The achievements of ‘management 1.0’ are considerable but, Hamel points out, its cost is high and getting higher. The overhead of control, planning, specification, standardisation, and motivation by material reward is not just an increasing financial burden. Far more serious is the cost in terms of demotivation and disengagement, critical disablers of innovation and creativity. Equally crippling is the deficit in resilience and adaptability. The more decision-making power is concentrated, the less adaptable the organisation. This explains why corporate change can often only be accomplished by crisis and palace coup, as in a dictatorship – which most companies are.

In short: attempts to make today’s management paradigm work better are just ‘putting lipstick on the pig’. Management is a drag on success – the problem, not the solution. But ‘management’ in itself is not inevitable. It is a creation of the industrial age, engendered by the need to control the new class of employees who made scale possible. Yet ‘human beings weren’t born to be employees’, Hamel reasons. ‘If we invented management, we can reinvent it’.
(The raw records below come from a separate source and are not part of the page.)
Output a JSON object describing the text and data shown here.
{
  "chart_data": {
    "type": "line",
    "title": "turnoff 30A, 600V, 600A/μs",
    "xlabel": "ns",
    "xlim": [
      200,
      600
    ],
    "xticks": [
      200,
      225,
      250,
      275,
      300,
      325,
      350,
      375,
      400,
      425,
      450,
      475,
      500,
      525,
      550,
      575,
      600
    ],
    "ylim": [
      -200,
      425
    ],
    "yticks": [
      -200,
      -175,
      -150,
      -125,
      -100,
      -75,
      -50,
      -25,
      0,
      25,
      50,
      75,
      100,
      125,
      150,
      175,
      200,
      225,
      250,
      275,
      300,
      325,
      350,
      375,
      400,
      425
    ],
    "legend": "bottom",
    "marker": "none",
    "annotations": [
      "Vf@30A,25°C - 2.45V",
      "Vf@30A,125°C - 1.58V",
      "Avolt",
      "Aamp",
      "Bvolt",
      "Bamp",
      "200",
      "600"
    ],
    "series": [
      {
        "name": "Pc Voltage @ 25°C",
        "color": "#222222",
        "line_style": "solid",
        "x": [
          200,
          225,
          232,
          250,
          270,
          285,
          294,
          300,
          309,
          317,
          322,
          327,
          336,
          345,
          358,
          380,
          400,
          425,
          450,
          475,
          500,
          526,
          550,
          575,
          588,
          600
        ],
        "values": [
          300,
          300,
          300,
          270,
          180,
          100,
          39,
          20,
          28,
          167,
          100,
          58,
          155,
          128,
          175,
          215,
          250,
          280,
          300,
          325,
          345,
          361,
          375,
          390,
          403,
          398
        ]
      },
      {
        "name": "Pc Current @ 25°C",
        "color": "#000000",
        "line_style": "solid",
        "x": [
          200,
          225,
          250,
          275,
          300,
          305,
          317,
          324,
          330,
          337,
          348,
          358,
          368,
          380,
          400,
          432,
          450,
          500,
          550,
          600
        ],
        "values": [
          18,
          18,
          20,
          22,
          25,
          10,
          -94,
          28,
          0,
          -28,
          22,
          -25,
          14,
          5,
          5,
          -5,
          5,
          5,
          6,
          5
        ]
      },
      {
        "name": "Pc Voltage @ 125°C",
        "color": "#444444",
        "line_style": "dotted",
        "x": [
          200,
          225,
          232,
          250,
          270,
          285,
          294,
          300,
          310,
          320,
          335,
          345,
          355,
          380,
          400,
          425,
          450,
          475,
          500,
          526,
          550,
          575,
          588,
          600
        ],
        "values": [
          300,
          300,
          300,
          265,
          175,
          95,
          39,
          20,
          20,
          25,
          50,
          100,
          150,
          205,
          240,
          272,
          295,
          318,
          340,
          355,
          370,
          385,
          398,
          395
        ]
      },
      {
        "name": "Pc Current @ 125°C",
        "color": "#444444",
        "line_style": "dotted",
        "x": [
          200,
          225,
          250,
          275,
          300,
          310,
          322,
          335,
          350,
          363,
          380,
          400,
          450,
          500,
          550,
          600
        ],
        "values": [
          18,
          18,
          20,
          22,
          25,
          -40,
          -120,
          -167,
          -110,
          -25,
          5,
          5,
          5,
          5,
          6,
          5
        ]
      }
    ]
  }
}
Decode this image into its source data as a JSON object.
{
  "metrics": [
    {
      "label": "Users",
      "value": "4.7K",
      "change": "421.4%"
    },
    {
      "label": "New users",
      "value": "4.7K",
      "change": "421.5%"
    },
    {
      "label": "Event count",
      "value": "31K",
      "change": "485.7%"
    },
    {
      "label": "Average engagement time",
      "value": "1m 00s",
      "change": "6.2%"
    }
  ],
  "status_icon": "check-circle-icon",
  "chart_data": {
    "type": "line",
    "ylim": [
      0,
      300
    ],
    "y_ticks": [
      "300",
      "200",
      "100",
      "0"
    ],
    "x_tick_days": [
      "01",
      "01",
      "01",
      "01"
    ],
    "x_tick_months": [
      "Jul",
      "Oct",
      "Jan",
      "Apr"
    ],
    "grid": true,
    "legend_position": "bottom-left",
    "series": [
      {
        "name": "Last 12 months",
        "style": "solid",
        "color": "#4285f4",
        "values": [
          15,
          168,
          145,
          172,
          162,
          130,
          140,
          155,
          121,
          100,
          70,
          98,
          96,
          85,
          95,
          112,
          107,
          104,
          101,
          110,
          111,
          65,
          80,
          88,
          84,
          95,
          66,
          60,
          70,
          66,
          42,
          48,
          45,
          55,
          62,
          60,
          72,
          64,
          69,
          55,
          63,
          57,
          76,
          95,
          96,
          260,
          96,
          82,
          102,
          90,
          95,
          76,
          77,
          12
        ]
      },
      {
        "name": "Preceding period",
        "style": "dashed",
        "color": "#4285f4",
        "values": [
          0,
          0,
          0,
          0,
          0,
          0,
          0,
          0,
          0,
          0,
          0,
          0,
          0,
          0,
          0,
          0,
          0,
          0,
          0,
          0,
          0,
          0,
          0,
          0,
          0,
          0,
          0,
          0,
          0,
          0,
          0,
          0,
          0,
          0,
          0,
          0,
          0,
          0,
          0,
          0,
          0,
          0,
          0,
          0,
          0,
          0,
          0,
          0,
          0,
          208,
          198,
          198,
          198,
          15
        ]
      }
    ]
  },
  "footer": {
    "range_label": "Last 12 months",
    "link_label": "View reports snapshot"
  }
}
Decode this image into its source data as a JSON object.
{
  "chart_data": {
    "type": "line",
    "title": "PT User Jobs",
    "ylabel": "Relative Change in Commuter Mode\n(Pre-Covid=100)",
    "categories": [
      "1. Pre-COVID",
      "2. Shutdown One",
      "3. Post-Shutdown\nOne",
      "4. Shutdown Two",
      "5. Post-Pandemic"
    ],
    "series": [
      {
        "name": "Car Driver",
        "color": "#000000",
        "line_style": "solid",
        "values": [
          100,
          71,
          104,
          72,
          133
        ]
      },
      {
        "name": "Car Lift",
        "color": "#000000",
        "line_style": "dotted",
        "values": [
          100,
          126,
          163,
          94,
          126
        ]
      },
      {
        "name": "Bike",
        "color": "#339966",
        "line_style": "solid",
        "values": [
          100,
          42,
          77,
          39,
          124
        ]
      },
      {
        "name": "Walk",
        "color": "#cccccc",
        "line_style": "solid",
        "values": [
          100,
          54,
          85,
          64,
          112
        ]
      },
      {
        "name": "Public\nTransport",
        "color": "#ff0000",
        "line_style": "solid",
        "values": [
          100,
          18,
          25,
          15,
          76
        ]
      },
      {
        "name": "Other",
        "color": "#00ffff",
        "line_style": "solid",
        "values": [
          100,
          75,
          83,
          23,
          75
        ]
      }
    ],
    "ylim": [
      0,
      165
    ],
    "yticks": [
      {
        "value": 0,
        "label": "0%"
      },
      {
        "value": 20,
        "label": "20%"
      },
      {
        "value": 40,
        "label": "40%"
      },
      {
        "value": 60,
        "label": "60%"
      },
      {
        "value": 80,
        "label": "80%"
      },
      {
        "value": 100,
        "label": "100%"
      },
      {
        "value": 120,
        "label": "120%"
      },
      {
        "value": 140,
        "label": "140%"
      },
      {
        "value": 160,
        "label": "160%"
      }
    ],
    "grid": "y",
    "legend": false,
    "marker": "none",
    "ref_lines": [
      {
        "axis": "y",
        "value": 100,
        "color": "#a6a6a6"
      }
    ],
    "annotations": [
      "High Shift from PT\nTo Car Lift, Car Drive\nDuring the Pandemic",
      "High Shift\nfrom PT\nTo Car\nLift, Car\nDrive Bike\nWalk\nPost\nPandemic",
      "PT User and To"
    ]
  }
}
This is a profoundly liberating thought. And Hamel’s book suggests that a new technology of co-ordination is out there. In conventional theory, there are two means of achieving co-ordination: hierarchies and markets. Markets are good at competition and resource allocation but don’t do innovation; hierarchies are fine for control and planning but poor at nimble adaptation.

But internet-enabled networks offer a credible third way, Hamel believes. The prime exemplar is Linux, the open-source operating system developed by a self-selecting band of volunteers linked only by the web and their motivation to contribute. There are now 150,000 open-source projects using the freely given energy and initia tive of 1.6 million people, according to estimates. While many of these are not-for-profit enterprises, the lessons that they embody have wide application, Hamel argues. They use peer review by many rather than control of the few, the intrinsic motivation of work rather than monetary reward, self-selection rather than fiat for resource allocation, and perpetual, continuous improvement. ‘The internet is the most important new social technology since writing, perhaps ever,’ he says. ‘The idea that it will change everything else but not management is simply naive.’

Even if the shortcomings of management 1.0 are glaring, however, getting to version 2.0 will be anything but easy. The inertia of today’s vested interests is huge. And the consequences will be momentous – particularly for those in power. ‘It’s hard to stand up and say that ideas can come from anywhere, that leadership must be distributed, that accountability flows downward, and then justify paying one person 400 times more than another,’ Hamel points out.

Yet while the full paradigm will take time to configure, companies like W L Gore, Whole Foods, Semco and Google, as described in the book, are already successfully trying parts of it. And the agenda for action is clear, as laid out in this essential and timely manifesto. So what are we waiting for?